For his part, Shimon Silver, who since 1990 has held various communal positions including scholar-in-residence at the Pittsburgh Kollel, teacher at the Mesivta of Greater Pittsburgh in White Oak, supervising rabbi of the community eruv and mikvah and member of the Vaad Harabonim of Greater Pittsburgh, credited an earlier rabbinic leader.

“Every day I appreciate Rabbi Shaul Kagan, z”l, who welcomed us here. He gave his life for this community,” said Silver.

Chani Silver is an instructional designer and learning technology specialist at Carlow University. The couple, who has eight children, credited the community with their offspring’s growth.

“I think the Pittsburgh community did more for us than we did for them,” said the rabbi. “The community has provided a place for our children to thrive, and we appreciate that.”

This is a community that is “out of the limelight, has derech eretz, is decent, has old-time values,” he continued. “The menschlichkeit is priceless.

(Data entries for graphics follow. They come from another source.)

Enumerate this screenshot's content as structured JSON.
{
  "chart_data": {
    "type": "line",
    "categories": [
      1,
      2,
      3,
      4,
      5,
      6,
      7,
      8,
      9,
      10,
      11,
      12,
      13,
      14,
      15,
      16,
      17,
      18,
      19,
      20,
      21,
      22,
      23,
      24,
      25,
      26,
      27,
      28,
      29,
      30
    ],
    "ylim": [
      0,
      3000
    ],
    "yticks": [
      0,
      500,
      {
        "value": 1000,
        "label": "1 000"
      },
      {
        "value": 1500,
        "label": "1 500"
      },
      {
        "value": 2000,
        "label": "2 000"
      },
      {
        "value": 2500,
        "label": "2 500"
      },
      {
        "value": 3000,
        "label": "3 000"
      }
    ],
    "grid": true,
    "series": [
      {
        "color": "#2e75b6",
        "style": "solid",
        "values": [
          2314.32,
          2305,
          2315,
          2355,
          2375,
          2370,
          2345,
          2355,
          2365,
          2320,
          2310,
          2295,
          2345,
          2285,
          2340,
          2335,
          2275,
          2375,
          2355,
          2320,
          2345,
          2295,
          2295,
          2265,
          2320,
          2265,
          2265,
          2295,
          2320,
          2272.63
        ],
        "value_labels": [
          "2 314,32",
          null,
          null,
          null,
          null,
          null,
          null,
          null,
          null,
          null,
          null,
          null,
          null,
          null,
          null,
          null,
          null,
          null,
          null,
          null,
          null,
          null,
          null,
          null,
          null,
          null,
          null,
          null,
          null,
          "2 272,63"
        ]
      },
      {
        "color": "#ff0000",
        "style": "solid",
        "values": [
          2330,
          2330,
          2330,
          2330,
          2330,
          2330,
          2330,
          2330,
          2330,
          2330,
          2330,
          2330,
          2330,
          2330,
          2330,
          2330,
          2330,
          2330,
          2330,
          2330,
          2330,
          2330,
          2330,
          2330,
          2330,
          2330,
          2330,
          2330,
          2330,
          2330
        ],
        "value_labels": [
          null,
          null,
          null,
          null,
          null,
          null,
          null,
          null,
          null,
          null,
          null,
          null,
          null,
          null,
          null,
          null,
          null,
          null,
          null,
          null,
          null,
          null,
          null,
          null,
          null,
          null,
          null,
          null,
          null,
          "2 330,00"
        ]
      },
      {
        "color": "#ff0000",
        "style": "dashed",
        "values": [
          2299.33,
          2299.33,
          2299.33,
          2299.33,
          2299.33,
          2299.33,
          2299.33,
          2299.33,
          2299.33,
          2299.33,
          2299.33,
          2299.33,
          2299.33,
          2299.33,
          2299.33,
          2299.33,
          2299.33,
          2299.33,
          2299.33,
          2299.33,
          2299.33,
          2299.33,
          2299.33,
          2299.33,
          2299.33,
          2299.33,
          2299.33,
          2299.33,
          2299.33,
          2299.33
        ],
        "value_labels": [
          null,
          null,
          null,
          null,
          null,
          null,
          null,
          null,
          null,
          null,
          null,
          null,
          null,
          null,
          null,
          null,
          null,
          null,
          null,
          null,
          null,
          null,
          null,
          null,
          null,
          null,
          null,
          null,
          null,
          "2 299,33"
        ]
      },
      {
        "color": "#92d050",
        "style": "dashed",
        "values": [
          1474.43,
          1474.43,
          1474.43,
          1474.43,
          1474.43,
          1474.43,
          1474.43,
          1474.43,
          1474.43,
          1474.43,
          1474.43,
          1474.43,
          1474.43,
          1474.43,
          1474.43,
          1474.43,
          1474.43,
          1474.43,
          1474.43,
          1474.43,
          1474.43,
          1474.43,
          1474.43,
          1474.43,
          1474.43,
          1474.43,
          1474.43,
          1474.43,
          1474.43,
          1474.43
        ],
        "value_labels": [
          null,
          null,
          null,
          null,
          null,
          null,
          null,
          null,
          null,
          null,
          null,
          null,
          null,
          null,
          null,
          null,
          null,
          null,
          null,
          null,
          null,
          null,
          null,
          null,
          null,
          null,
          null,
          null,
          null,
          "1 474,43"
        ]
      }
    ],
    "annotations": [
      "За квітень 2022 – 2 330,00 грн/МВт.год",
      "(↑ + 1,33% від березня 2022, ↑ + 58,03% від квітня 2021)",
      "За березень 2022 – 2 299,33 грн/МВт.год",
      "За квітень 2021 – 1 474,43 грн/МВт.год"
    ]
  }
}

This is a warm haimish community; it’s a great place to call home.”

To mark the Silvers’ contributions to Pittsburgh, Councilman Corey O’Connor read a proclamation from the city.

Apart from acknowledging the Silvers’ communal work, attendees were asked to rely upon the music for honoring and remembering.

“We’re regenerating what was degenerated,” said Chamis. “We’re giving back to the world what was taken away. It’s a kind of tikkun olam.”

Shulamit Bastacky, who survived the Holocaust as a child in hiding, called the music “very solemn, very serious [and] very profound.”

“It’s profound that the composers’ music is being performed,” she said. “It’s a tribute to them and to the Jewish culture that was almost annihilated.”  

“By keeping the music alive and simply by being here,” she added after the program’s close, “we honor the memory of the composers and the memory of so many musical geniuses who were lost.”